One of the earliest known pitched battles was the Battle of Megiddo, fought ca. 1457 BC. It is also the earliest known battle for which we have sufficiently detailed information – inscriptions from the temple at of Amun at Karnak – to attempt a reconstruction. It was fought between the Egyptian army of Thutmose III and a coalition of Canaanite kings united under the King of Kadesh. The Canaanites had rebelled against Egypt’s rule upon the death of Queen Hatshepsut, the aunt and co-ruler of Thutmose for some twenty years. Thutmose marched his army toward Megiddo, a notorious hotspot of strategic importance that has been the scene of multiple battles throughout history. The Egyptian and Canaanite forces fight a pitched battle, with the Egyptians eventually able to drive off their enemies. The King of Kadesh retreats behind the walls of the city of Megiddo, which is taken after a siege (see also Ancient Warfare II.5).

There are many more examples of pitched battles throughout ancient history, such as the Battle of Plataea (479 BC) and the Battle of Leuctra (371 BC). We know about these battles almost exclusively from ancient written sources. The famous Battle of Issus (333 BC) – in which Alexander the Great faced off against the Persian King Darius III himself – was also the subject of the famous Alexander Mosaic. This magnificent piece of art, unearthed in Pompeii, dates from ca. 100 BC, but was probably based on an earlier, perhaps near-contemporary Greek painting of the third century BC.

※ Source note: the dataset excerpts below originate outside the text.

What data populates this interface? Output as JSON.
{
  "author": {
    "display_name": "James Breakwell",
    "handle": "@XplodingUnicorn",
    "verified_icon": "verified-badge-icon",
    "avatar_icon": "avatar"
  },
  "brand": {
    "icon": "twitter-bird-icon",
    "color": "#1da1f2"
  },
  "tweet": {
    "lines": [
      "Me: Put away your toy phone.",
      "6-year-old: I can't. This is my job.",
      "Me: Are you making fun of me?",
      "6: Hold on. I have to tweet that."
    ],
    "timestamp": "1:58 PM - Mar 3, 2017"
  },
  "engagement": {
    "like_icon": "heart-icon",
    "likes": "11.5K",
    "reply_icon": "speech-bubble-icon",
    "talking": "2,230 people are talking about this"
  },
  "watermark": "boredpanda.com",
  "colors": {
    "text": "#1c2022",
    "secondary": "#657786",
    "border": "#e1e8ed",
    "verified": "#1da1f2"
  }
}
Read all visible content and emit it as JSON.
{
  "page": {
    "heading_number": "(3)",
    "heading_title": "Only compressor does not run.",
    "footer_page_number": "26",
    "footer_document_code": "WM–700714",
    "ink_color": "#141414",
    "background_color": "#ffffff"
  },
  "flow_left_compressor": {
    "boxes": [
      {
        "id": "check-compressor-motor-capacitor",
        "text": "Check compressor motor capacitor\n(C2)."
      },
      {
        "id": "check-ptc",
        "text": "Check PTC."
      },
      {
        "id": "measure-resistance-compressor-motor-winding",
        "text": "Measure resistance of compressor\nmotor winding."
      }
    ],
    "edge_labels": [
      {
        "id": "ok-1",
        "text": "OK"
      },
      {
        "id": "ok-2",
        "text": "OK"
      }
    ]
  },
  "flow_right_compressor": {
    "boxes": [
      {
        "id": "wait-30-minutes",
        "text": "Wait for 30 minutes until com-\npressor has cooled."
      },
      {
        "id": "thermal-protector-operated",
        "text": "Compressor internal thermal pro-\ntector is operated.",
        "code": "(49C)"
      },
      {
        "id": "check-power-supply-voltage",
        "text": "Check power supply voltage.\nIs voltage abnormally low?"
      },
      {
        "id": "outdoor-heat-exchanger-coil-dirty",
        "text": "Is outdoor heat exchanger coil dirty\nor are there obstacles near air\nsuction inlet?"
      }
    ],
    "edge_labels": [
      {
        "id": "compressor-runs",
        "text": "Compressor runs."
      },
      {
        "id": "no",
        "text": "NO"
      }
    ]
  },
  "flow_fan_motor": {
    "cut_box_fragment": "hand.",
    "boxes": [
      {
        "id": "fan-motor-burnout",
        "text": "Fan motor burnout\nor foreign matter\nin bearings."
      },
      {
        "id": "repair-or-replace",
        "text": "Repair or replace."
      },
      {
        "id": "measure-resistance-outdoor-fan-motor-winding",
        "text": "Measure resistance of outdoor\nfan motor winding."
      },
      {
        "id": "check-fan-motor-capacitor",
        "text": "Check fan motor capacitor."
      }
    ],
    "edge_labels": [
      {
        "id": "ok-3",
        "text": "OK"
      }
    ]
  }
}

Like most military engagements, the object of a pitched battle was to defeat the enemy forces, either by killing them or, more practically, by forcing them to rout. The Romans suffered perhaps their greatest defeat during the Second Punic War in the Battle of Cannae (216 BC). There, a Roman force under the command of Gaius Terentius Varro and Lucius Aemilius Paullus fought the army of Hannibal in open terrain. The Carthaginians were outnumbered. However, the Romans deployed their heavy infantry in a much deeper formation than normal, enabling the Carthaginians to envelop them. Out of more than 86,000 Roman troops, only a fraction survived. Polybius even claims that the Carthaginians killed 70,000 soldiers and took some 10,000 men captive. Livy gives lower casualty figures, but this does little to diminish the impact that the battle had on the Roman psyche.

The total annihilation of the enemy only appears infrequently. Herodotus tells of the so-called “Battle of the Champions”, fought in the sixth century BC and also briefly discussed in my Henchmen of Ares. For this pitched battle, the Spartans and the Argives had decided to have their disputes settled by armies of 300 picked men each. The rest of the armed forces would retreat to their home cities and await the outcome of the battle. At the end of the fighting, only three warriors were left alive: two Argives and a Spartan. The Argives considered themselves victor and rushed back home to Argos to inform the home front. But the Spartan survivor, Othryades, stayed at his post and stripped the enemy of their armour. When the Spartans and Argives returned to the battlefield, neither side was willing to conceit defeat and a massive battle erupted between them, which was eventually won by the Spartans (Hdt. 1.82).